Lets assume by contradiction that there is a solution in the integeres. We have$$x^2 + y^2 = 4z + 3$$which means that$$x^2 + y^2 \equiv 3 \mbox{ mod } 4.$$This is imposible because$$0^2 \equiv 0 \mbox{ mod } 4.$$$$1^2 \equiv 1 \mbox{ mod } 4.$$$$2^2 \equiv 0 \mbox{ mod } 4.$$$$3^2 \equiv 1 \mbox{ mod } 4.$$and by summing any of those numbers we can't get a 3.

anonymous · Answer

what does mod mean?

anonymous · Answer

$$a \equiv b \mbox{ mod } n$$means that the remainder when dividing a by n and b by n is the same, that is$$n \mid a - b$$("n divides a - b"). http://en.wikipedia.org/wiki/Modular_arithmetic

anonymous · Answer

You can also do it the long way: suppose x, y and z are even, that is$$x = 2a$$$$y = 2b$$$$z = 2c$$$$(2a)^2 + (2b)^2 = 4(2c) + 3$$$$2(2a^2 + 2b^2) = 2(4c + 1) +1$$which means an even number equals an odd number, which is impossible. Suppose x, y and z are odd, then$$(2a + 1)^2 + (2b + 1)^2 = 4(2c + 1) + 3$$$$2(1 + 2 a + 2 a^2 + 2 b + 2 b^2)=2(4c+3)+1$$and we have the same contradiction. Suppose x and y are even and z is odd, then$$(2a)^2 + (2b)^2 = 4(2c + 1) + 3$$$$2(2a^2 + 2b^2) = 2(4c+3)+1$$etc.

anonymous · Answer

ohkay i understand the longer version haha. the only thing i dont understand is where do you get the first 2 in front of (2a^2+2b^2) and (4c+1)+1??

anonymous · Answer

$$x = 2a \Rightarrow x^2 = (2a)^2 = 4a^2$$$$y = 2b \Rightarrow y^2 = (2b)^2 = 4b^2$$Then,$$x^2 + y^2 = 4a^2 + 4b^2 = 2\left(2a^2 + 2b^2\right).$$Also,$$z = 2c \Rightarrow 4z + 1 = 4(2c) + 1 = 8c + 1 = 2 \cdot 4c + 1 = 2(4c) + 1$$then$$2\left(2a^2 + 2b^2\right) = 2(4c) + 1.$$I write the numbers that way to show they are even (the first one) or odd (the second one).
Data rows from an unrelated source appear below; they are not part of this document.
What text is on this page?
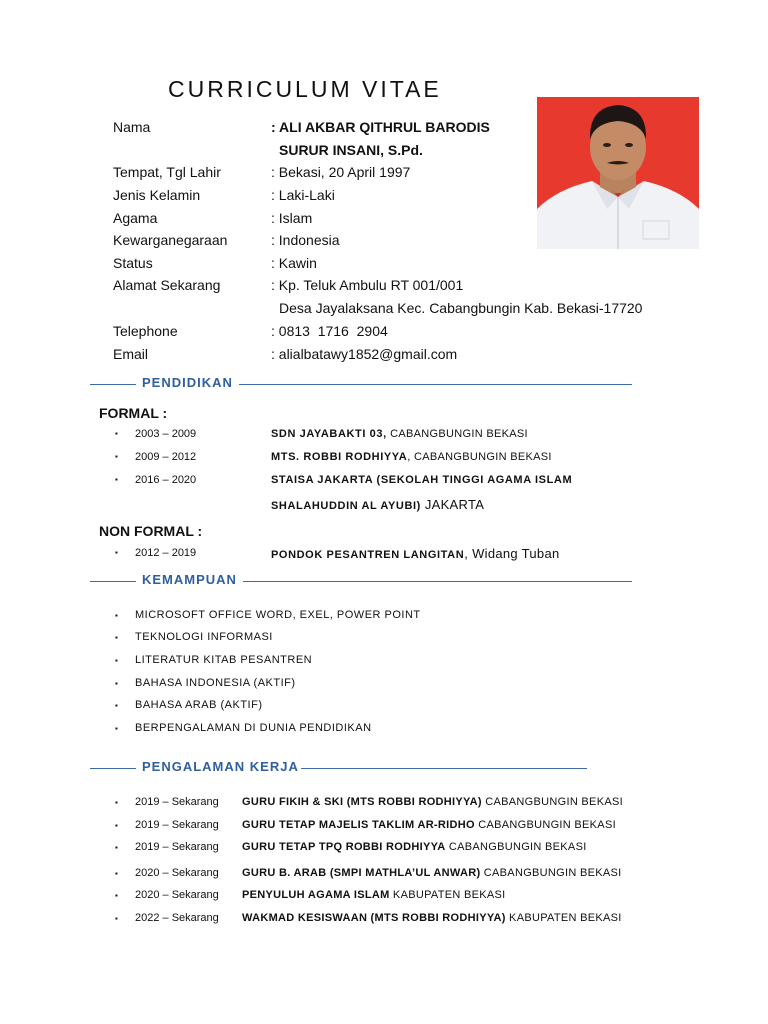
CURRICULUM VITAE
Nama	: ALI AKBAR QITHRUL BARODIS
SURUR INSANI, S.Pd.
Tempat, Tgl Lahir	: Bekasi, 20 April 1997
Jenis Kelamin	: Laki-Laki
Agama	: Islam
Kewarganegaraan	: Indonesia
Status	: Kawin
Alamat Sekarang	: Kp. Teluk Ambulu RT 001/001
Desa Jayalaksana Kec. Cabangbungin Kab. Bekasi-17720
Telephone	: 0813  1716  2904
Email	: alialbatawy1852@gmail.com
PENDIDIKAN
FORMAL :
▪ 2003 – 2009	SDN JAYABAKTI 03, CABANGBUNGIN BEKASI
▪ 2009 – 2012	MTS. ROBBI RODHIYYA, CABANGBUNGIN BEKASI
▪ 2016 – 2020	STAISA JAKARTA (SEKOLAH TINGGI AGAMA ISLAM
SHALAHUDDIN AL AYUBI) JAKARTA
NON FORMAL :
▪ 2012 – 2019	PONDOK PESANTREN LANGITAN, Widang Tuban
KEMAMPUAN
▪ MICROSOFT OFFICE WORD, EXEL, POWER POINT
▪ TEKNOLOGI INFORMASI
▪ LITERATUR KITAB PESANTREN
▪ BAHASA INDONESIA (AKTIF)
▪ BAHASA ARAB (AKTIF)
▪ BERPENGALAMAN DI DUNIA PENDIDIKAN
PENGALAMAN KERJA
▪ 2019 – Sekarang GURU FIKIH & SKI (MTS ROBBI RODHIYYA) CABANGBUNGIN BEKASI
▪ 2019 – Sekarang GURU TETAP MAJELIS TAKLIM AR-RIDHO CABANGBUNGIN BEKASI
▪ 2019 – Sekarang GURU TETAP TPQ ROBBI RODHIYYA CABANGBUNGIN BEKASI
▪ 2020 – Sekarang GURU B. ARAB (SMPI MATHLA’UL ANWAR) CABANGBUNGIN BEKASI
▪ 2020 – Sekarang PENYULUH AGAMA ISLAM KABUPATEN BEKASI
▪ 2022 – Sekarang WAKMAD KESISWAAN (MTS ROBBI RODHIYYA) KABUPATEN BEKASI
Since an even number is a number of the form $$2k$$if I write $$x^2 + y^2 = 2\left(2a^2 + 2b^2\right)$$I'm showing that number is even. Since an odd number is a number of the form$$2k+1$$by writing$$4z + 3 = 2(4c) + 1$$I'm showing it's odd.